@cleeds You note: "Of course, the overhang will remain constant if you are able to precisely adjust arm height to compensate for various thicknesses of LPs. But if you are adjusting VTA by ear on the fly, what determines to your ear that you've reached the ideal arm height?"
I know when I hear it and it is clearly audible, even to the untrained ear. To paraphrase Bill Nelson, it "makes the music magic, makes the strings ring like bells in the night." Cymbals and bells ring with that natural tone you hear at a concert, horns blow your hair back, the right vocal tone sends chills down your spine, you can hear bass strings vibrate against the fingerboard and feel organ pedals compress your guts. Get the arm a bit too high, strings and horns go shrill. Get it a bit too low and you lose definition.
Further: "Is it achieving the perfect VTA? Or is it achieving the perfect overhang?"
I would suggest that it is probably VTA. I say this because there are several alignment schemes that can be used, and more elaborate protractors like the Feickert allow users to select which one they might prefer. There is no absolute right answer. Get VTA wrong though, and you can immediately hear it. Considering those two points and knowing how sensitive my VTA OTF arms are to changes in height leads me to feel that overhang and VTF are perhaps less critical than VTA and azimuth. This is probably due to the minuscule contact area between the stylus edge and the groove. It has to be in close proximity to angle at which the record was cut to get all the information out. A bit of skew to one side or the other might have a slight effect on image, but can't say about how significant that might actually be.
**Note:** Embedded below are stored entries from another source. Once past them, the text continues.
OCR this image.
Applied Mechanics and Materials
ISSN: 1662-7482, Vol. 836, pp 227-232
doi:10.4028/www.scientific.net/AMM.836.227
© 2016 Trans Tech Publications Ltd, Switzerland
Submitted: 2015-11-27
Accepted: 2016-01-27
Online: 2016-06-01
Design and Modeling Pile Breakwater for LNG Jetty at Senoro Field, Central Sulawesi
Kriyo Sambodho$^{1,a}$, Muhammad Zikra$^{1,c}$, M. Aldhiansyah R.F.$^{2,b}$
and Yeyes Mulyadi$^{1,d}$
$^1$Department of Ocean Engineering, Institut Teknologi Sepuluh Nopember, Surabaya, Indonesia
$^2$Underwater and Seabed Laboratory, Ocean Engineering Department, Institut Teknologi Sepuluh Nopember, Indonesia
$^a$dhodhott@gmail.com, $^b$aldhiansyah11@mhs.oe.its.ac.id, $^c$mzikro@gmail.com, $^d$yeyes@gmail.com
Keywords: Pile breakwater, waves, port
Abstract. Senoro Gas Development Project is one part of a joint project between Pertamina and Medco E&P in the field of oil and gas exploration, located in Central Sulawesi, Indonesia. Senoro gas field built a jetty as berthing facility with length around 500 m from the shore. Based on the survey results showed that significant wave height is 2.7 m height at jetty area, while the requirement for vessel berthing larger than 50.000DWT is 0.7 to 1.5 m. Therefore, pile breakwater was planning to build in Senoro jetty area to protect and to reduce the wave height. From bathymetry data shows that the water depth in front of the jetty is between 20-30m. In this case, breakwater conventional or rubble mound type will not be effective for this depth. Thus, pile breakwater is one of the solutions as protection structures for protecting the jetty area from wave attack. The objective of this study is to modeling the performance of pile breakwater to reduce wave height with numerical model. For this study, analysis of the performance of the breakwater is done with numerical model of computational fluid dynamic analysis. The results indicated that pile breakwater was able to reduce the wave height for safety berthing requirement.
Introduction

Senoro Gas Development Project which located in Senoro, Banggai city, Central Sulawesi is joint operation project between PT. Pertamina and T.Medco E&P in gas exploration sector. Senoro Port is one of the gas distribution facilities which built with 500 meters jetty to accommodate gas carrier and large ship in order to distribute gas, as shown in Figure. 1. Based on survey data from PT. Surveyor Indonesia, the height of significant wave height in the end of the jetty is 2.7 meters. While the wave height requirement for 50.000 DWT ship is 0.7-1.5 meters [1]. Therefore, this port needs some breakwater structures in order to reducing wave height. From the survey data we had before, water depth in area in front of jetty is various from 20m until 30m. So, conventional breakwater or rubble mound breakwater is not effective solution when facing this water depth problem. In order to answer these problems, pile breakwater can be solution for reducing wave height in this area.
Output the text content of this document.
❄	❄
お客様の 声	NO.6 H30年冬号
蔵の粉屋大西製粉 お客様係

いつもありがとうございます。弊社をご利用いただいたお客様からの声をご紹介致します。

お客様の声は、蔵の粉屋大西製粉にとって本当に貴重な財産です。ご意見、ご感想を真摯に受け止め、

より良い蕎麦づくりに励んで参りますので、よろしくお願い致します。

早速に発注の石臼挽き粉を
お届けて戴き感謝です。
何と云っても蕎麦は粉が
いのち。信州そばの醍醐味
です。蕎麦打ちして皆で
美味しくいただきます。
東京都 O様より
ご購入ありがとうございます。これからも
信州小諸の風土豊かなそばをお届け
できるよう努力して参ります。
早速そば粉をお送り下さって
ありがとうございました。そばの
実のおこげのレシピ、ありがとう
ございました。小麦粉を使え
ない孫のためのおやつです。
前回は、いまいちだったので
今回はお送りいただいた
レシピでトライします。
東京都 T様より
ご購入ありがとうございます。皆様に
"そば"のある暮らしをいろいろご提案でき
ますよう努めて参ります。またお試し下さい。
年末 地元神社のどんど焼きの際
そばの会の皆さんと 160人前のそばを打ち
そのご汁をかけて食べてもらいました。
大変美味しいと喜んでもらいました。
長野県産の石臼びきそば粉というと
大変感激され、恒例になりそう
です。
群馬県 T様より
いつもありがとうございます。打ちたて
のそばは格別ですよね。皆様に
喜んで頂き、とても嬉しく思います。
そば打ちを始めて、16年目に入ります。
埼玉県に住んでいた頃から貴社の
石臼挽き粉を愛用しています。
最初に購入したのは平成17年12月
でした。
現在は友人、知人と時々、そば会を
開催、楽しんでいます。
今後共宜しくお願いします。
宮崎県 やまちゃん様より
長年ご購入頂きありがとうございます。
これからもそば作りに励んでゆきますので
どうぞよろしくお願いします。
Other experiences seem to support this. A lifetime of playing warped vinyl until I found the Vinyl Flat is one. If I got the VTA right on a track that was essentially flat, everything went awry as soon as I hit the warped area. Very irritating. My second table is a 70s vintage Pioneer with an S arm and fixed VTA. It's reserved for less than pristine vinyl and recordings that can't benefit from better transcription. I put as precise an alignment on it as I could manage without investing more than a few bucks and if I drop a thicker record that was made in the early 60s, one of the dynaflex flimsies or one of the newer 180 gram pressings on it, it sounds awful. Harsh and brash when too thin and muddy and indistinct when too thick. Put on some Who or Floyd pressed in the era it was made and it's up to the task.
I've also fiddled around with VTF on the Pioneer to see what there was to hear. I have a very repeatable digital scale that resolves to hundredths of a gram and has a tolerance of + or - 0.02 g, so it's a simple matter for me. The factory recommended 1.8 grams for the Ortofon 2M Red is indistinguishable from 1.7 or 1.9 to my ear. That's about 5.5% of range, and a greater percentage of tolerance than that for either VTA or overhang adjustment. Accordingly, worrying over minute changes in overhang or VTF that could potentially occur from adjusting VTA OTF seems fruitless.
Some über-wealthy vinyl geek may set up a laser interferometer to finally resolve all the mathematical particulars, but I've found the solution that works well enough for me. It's easy, fast, reliable and makes my world a happier place because the music sounds so much better. And that's really what this hobby is all about.